Corriere 20.12.15
Veronesi: sì all’utero in affitto
L’oncologo spiega i motivi della presa di posizione della sua Fondazione: «Non bisogna scandalizzarsi ma pensare al futuro: l’infertilità è in aumento»
di Margherita De Bac
ROMA È un sì senza riserve alla maternità surrogata quello espresso dal comitato etico della Fondazione Umberto Veronesi in un parere scritto dalla coordinatrice di questo pensatoio indipendente, la bioeticista Cinzia Caporale: «È moralmente accettabile».
Il testo è stato approvato all’unanimità, due gli astenuti. È destinato a far discutere e a innestarsi con clamore nell’infuocato dibattito italiano. «Bisogna guardare al futuro e anticipare i tempi. L’infertilità maschile e femminile è in aumento e non si può escludere a priori una soluzione che nei prossimi anni sarà una necessità», sostiene con forza l’oncologo, citando casi di madri surrogate di cui racconta la Bibbia, ad esempio la schiava di Abramo da cui nacque Israele: «I cristiani dunque non devono scandalizzarsi». Certo, all’epoca la fecondazione artificiale non esisteva.
Veronesi ha contribuito alla elaborazione del documento assieme agli esperti esterni Carlo Flamigni (ginecologo, università di Bologna) ed Elena Mancini (Cnr).
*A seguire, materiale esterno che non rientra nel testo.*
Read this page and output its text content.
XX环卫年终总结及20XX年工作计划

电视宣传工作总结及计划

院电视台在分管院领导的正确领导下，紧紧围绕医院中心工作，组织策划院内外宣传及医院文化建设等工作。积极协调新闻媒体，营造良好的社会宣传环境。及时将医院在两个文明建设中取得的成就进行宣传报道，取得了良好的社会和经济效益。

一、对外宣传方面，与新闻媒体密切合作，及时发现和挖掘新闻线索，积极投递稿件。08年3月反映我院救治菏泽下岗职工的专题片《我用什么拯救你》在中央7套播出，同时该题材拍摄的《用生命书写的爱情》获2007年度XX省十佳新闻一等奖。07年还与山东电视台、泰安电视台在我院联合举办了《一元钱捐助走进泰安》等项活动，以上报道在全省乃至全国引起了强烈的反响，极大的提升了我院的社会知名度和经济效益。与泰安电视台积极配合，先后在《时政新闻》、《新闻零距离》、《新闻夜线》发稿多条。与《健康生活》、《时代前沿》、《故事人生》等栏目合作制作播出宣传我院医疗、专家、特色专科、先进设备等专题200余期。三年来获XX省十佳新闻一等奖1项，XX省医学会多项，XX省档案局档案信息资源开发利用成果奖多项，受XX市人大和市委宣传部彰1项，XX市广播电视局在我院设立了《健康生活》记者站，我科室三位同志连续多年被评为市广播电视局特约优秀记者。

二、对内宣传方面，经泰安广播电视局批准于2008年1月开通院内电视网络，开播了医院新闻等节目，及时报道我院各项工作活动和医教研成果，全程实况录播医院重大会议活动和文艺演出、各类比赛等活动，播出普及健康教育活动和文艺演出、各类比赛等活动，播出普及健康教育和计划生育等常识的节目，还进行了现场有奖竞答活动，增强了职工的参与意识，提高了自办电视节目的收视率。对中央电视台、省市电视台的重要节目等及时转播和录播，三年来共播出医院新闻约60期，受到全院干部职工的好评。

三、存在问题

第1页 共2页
È il primo parere di orientamento «che struttura il tema in modo razionale e analizza gli argomenti per cui non dovrebbero esserci proibizioni», spiega la Caporale. Innanzitutto si fa chiarezza sulla definizione. Per maternità surrogata si intende quella di una donna che volontariamente e liberamente ospita nel proprio utero un embrione prodotto con tecniche di fecondazione in vitro e che si è impegnata a consegnare il neonato.
Nelle conclusioni il Comitato dichiara che la donazione di utero «per solidarietà va sempre ammessa, subordinandola unicamente all’accertamento dei legami affettivi o sociali tra gestante e i genitori committenti nonché all’accertamento dell’idoneità della coppia richiedente alla genitorialità e della madre surrogata a ricoprire tale ruolo dal punto di vista psicofisico».
Giudicate favorevolmente le forme di compenso, a patto che «non si configurino come pagamento per la prestazione ma come semplice rimborso delle spese mediche dirette e indirette», intendendo per queste ultime la perdita di reddito cui va incontro la gestante nei mesi prima durante e dopo la gravidanza.
La Fondazione inoltre reputa urgenti regole specifiche sulla gestazione per altri, ora vietata dalla legge sulla procreazione medicalmente assistita in vigore dal 2004, più volte modificata in seguito a sentenze della Consulta e dei Tribunali. E aggiunge: «Al fine di scongiurare rischi di potenziale sfruttamento delle donne andrebbe comunque ammessa solo all’interno del territorio nazionale e qualora non si palesino evidenti condizioni di bisogno economico da parte della madre surrogata».
E il rischio che donare il grembo diventi una forma di mercificazione? Flamigni è aperto: «Il commercio deve essere evitato. Però una donna può essere costretta ad affittare una parte del suo corpo per necessità. Meglio della prostituzione. Insomma credo che la questione nel complesso debba essere valutata con atteggiamento laico e distaccato».
Veronesi equipara la donazione del grembo a quella di organi da trapianto e sangue e affronta l’aspetto più caldo legato all’attualità della discussione sulla legge per le unioni civili non trattato nel documento: «La maternità surrogata per le coppie gay? Perché no. L’omosessualità è una forma di accoppiamento da riconoscere e se riconosciuta non bisogna sorprendersi che due uomini abbiano desiderio di paternità».